CARSON CITY — New laws to tighten Nevada’s notoriously loose campaign finance statutes could be coming, in the wake of revelations that elected officials used campaign accounts to fund personal expenses, businesses or trips out of the country.
“I think that there will be legislation coming to address some of those issues,” said state Sen. James Orhenschall, D-Las Vegas, who chairs the upper chamber’s Committee on Legislative Operations and Elections.
As for specifics, Ohrenschall said that lawmakers and staff are “still working on it.”
These issues were highlighted recently by the Review-Journal, including how Las Vegas Councilwoman Michele Fiore has spent nearly $200,000 from her campaign account since she was elected in 2017 on things like gasoline, Uber rides, furniture for her city hall office and even her own business. She won’t face voters again until 2021.
Clark County Commissioner Lawrence Weekly, charged $1,100 to his campaign for a trip to Dallas with his daughter. Henderson Mayor Debra March, who like Fiore isn’t up for re-election for two more years, used her campaign money to fund trips to Panama and Napa Valley despite not raising any money.
But the most notable recent case of campaign finance abuse arose earlier this month when former Senate Majority Leader Kelvin Atkinson resigned from his seat and pleaded guilty to a federal wire fraud charge after misappropriating $250,000 in campaign donations for personal use, including opening a nightclub in Las Vegas and leasing a Jaguar SUV.
Senate Minority Leader James Settelmeyer, R-Minden, called those issues “rather troubling.”
And Settelmeyer has a bill that he hopes will curb some of the abuse.
Senate Bill 333, introduced Monday, would require anyone who gives $1,000 or more to any candidates or political action committees to report their donations to the Nevada secretary of state’s office if the check is cashed. Currently, only the candidates and PACs have to report the donations, and sponsors of the bill say that makes it too easy for candidates to pocket donations for personal gain.
“Right now it’s up to a candidate to report all contributions that they receive. But there’s no database on the other side as a check on the system to ensure that entities and individuals who provide contributions record those contributions,” said state Sen. Heidi Gansert, R-Reno, one of the of the bill’s other sponsors, which includes all eight Republican state senators.
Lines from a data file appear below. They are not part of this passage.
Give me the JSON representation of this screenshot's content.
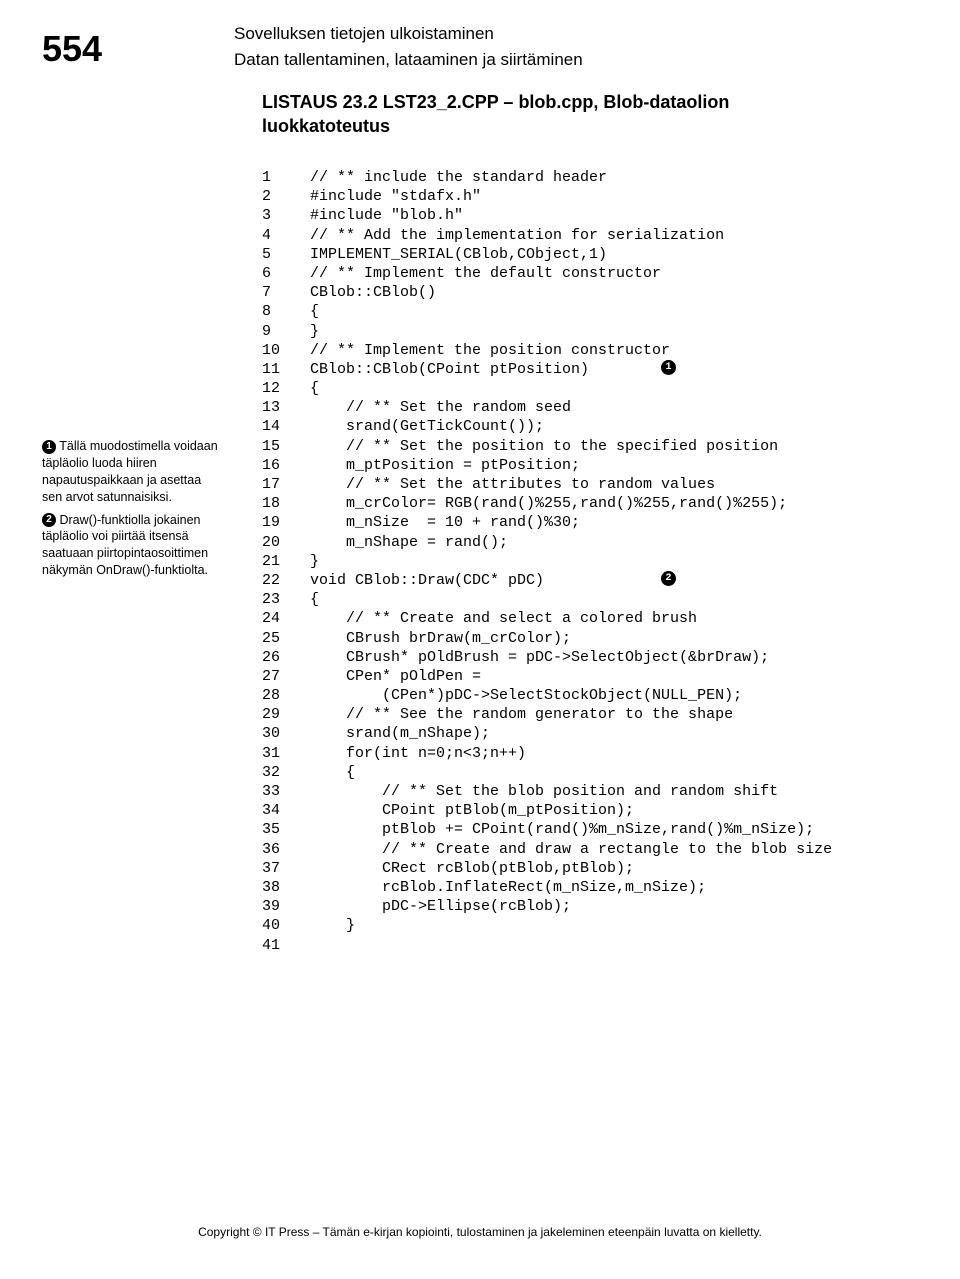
{
  "page_number": "554",
  "section_title": "Sovelluksen tietojen ulkoistaminen",
  "subsection_title": "Datan tallentaminen, lataaminen ja siirtäminen",
  "listing_heading_l1": "LISTAUS 23.2  LST23_2.CPP – blob.cpp, Blob-dataolion",
  "listing_heading_l2": "luokkatoteutus",
  "side_note_1_pre": "Tällä muodostimella voidaan täpläolio luoda hiiren napautuspaikkaan ja asettaa sen arvot satunnaisiksi.",
  "side_note_2_pre": "Draw()-funktiolla jokainen täpläolio voi piirtää itsensä saatuaan piirtopintaosoittimen näkymän OnDraw()-funktiolta.",
  "code": [
    {
      "n": "1",
      "t": "// ** include the standard header"
    },
    {
      "n": "2",
      "t": "#include \"stdafx.h\""
    },
    {
      "n": "3",
      "t": "#include \"blob.h\""
    },
    {
      "n": "",
      "t": ""
    },
    {
      "n": "4",
      "t": "// ** Add the implementation for serialization"
    },
    {
      "n": "5",
      "t": "IMPLEMENT_SERIAL(CBlob,CObject,1)"
    },
    {
      "n": "",
      "t": ""
    },
    {
      "n": "6",
      "t": "// ** Implement the default constructor"
    },
    {
      "n": "7",
      "t": "CBlob::CBlob()"
    },
    {
      "n": "8",
      "t": "{"
    },
    {
      "n": "9",
      "t": "}"
    },
    {
      "n": "",
      "t": ""
    },
    {
      "n": "10",
      "t": "// ** Implement the position constructor"
    },
    {
      "n": "11",
      "t": "CBlob::CBlob(CPoint ptPosition)        ",
      "c": "1"
    },
    {
      "n": "12",
      "t": "{"
    },
    {
      "n": "13",
      "t": "    // ** Set the random seed"
    },
    {
      "n": "14",
      "t": "    srand(GetTickCount());"
    },
    {
      "n": "",
      "t": ""
    },
    {
      "n": "15",
      "t": "    // ** Set the position to the specified position"
    },
    {
      "n": "16",
      "t": "    m_ptPosition = ptPosition;"
    },
    {
      "n": "",
      "t": ""
    },
    {
      "n": "17",
      "t": "    // ** Set the attributes to random values"
    },
    {
      "n": "18",
      "t": "    m_crColor= RGB(rand()%255,rand()%255,rand()%255);"
    },
    {
      "n": "19",
      "t": "    m_nSize  = 10 + rand()%30;"
    },
    {
      "n": "20",
      "t": "    m_nShape = rand();"
    },
    {
      "n": "21",
      "t": "}"
    },
    {
      "n": "",
      "t": ""
    },
    {
      "n": "22",
      "t": "void CBlob::Draw(CDC* pDC)             ",
      "c": "2"
    },
    {
      "n": "23",
      "t": "{"
    },
    {
      "n": "24",
      "t": "    // ** Create and select a colored brush"
    },
    {
      "n": "25",
      "t": "    CBrush brDraw(m_crColor);"
    },
    {
      "n": "26",
      "t": "    CBrush* pOldBrush = pDC->SelectObject(&brDraw);"
    },
    {
      "n": "27",
      "t": "    CPen* pOldPen ="
    },
    {
      "n": "28",
      "t": "        (CPen*)pDC->SelectStockObject(NULL_PEN);"
    },
    {
      "n": "",
      "t": ""
    },
    {
      "n": "29",
      "t": "    // ** See the random generator to the shape"
    },
    {
      "n": "30",
      "t": "    srand(m_nShape);"
    },
    {
      "n": "31",
      "t": "    for(int n=0;n<3;n++)"
    },
    {
      "n": "32",
      "t": "    {"
    },
    {
      "n": "33",
      "t": "        // ** Set the blob position and random shift"
    },
    {
      "n": "34",
      "t": "        CPoint ptBlob(m_ptPosition);"
    },
    {
      "n": "35",
      "t": "        ptBlob += CPoint(rand()%m_nSize,rand()%m_nSize);"
    },
    {
      "n": "",
      "t": ""
    },
    {
      "n": "36",
      "t": "        // ** Create and draw a rectangle to the blob size"
    },
    {
      "n": "37",
      "t": "        CRect rcBlob(ptBlob,ptBlob);"
    },
    {
      "n": "38",
      "t": "        rcBlob.InflateRect(m_nSize,m_nSize);"
    },
    {
      "n": "39",
      "t": "        pDC->Ellipse(rcBlob);"
    },
    {
      "n": "40",
      "t": "    }"
    },
    {
      "n": "41",
      "t": ""
    }
  ],
  "footer": "Copyright © IT Press – Tämän e-kirjan kopiointi, tulostaminen ja jakeleminen eteenpäin luvatta on kielletty."
}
“It’s important to increase transparency and accountability, and this would create a check on that system,” Gansert added.
Settelmeyer said the sponsors have been working on the bill since before news of Atkinson’s crimes and eventual resignation broke earlier this month. But he’s hoping the proposal would be able to prevent cases similar to Atkinson’s from happening in the future by requiring both sides of a campaign donation to report it.
The bill was referred to the Senate Committee on Legislative Operations and Elections for further discussion.
Ohrenschall, the committee’s chairman, said that “there’s some merit” to the bill, but noted that he wants more discussion on it.
“I want to talk to the bill sponsor a little more, but I look forward to the hearing,” Ohrenschall said.